Defesa de Honra
O ar-condicionado central da Sampaio Empreendimentos zumbia com uma frequência gélida, um contraste absoluto com o calor úmido que subia da costa. Arthur Vale estava sentado na cadeira de couro que, até quarenta e oito horas atrás, pertencia a Ricardo Sampaio. Agora, o gabinete era seu, mas a paz era uma ilusão.
Um mensageiro de terno cinza, com a postura rígida de quem servia a mestres invisíveis, colocou uma caixa de mogno sobre a mesa de vidro. O selo de cera vermelha não deixava dúvidas: o Conselho Superior havia respondido à auditoria.
Beatriz Alencar, parada junto à janela, observava a baía com os punhos cerrados. Ela não precisava abrir a caixa para saber o que continha.
— Arthur, não abra — a voz dela era um fio de tensão. — Eles não enviam avisos por escrito. Isso é uma sentença.
Arthur ignorou o aviso. Com movimentos lentos e deliberados, ele quebrou o selo. Dentro da seda negra, uma adaga de aço damasco repousava como uma promessa. O metal, forjado com padrões que lembravam ondas de sangue, brilhava sob a luz fria do escritório. Ele tocou o fio da lâmina; era afiada o suficiente para dividir um fio de cabelo.
— A guerra jurídica acabou, Beatriz — disse ele, a voz desprovida de qualquer hesitação. — Eles decidiram que o tabuleiro financeiro não é mais suficiente. Querem o confronto físico.
Ele não perdeu tempo com retórica. Enquanto a auditoria de Mendes revelava os desvios de verba que mantinham o Conselho no topo, Arthur coordenava a segurança. Ele sabia que o ataque viria onde a vulnerabilidade era maior: o canteiro de obras da reurbanização, o coração do projeto que Sampaio tentara roubar.

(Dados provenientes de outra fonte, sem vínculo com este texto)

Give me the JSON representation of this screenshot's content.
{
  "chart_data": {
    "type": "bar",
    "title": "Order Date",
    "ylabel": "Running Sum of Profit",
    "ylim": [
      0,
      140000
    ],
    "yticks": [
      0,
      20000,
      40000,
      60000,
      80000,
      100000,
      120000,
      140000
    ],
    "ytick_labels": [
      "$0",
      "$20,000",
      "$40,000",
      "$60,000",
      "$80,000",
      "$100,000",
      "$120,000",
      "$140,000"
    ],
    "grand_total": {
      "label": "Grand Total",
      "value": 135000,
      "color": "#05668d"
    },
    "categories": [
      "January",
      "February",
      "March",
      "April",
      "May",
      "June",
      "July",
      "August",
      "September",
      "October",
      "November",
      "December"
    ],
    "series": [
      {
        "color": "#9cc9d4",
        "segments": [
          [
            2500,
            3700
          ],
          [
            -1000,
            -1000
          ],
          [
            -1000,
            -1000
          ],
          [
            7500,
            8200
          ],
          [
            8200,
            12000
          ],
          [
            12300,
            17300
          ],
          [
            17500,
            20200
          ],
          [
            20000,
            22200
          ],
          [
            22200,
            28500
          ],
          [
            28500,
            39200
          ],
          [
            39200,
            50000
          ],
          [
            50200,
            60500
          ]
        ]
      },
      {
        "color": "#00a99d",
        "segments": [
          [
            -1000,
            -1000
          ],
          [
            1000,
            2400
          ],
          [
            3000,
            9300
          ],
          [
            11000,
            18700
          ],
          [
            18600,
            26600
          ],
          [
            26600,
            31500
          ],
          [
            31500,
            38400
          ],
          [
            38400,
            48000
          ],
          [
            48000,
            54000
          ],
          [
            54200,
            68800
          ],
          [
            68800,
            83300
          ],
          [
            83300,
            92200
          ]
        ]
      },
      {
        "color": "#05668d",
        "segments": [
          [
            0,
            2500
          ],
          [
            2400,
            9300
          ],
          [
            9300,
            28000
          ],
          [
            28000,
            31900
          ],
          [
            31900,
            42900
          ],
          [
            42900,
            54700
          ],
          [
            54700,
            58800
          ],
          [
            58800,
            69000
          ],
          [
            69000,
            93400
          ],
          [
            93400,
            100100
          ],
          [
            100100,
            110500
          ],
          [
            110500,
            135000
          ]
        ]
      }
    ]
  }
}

Três horas depois, o sol castigava o concreto exposto. Arthur caminhava entre as vigas de aço quando os três mercenários surgiram. Eles não eram capangas comuns; moviam-se com a disciplina de ex-militares. O primeiro avançou com uma faca, mas Arthur não recuou. Ele usou o impulso do agressor, girando-o contra um cavalete de ferro. O som do impacto foi seco, seguido pelo estalo de ossos. Em segundos, Arthur desarmou os outros dois, usando a própria adaga que recebera como uma extensão de sua vontade. Ele não buscou a morte, mas a humilhação pública: deixou-os imobilizados no chão, cercados por evidências de sua invasão, enquanto as câmeras de segurança — que ele mesmo ativara — transmitiam tudo para o servidor da Polícia Federal.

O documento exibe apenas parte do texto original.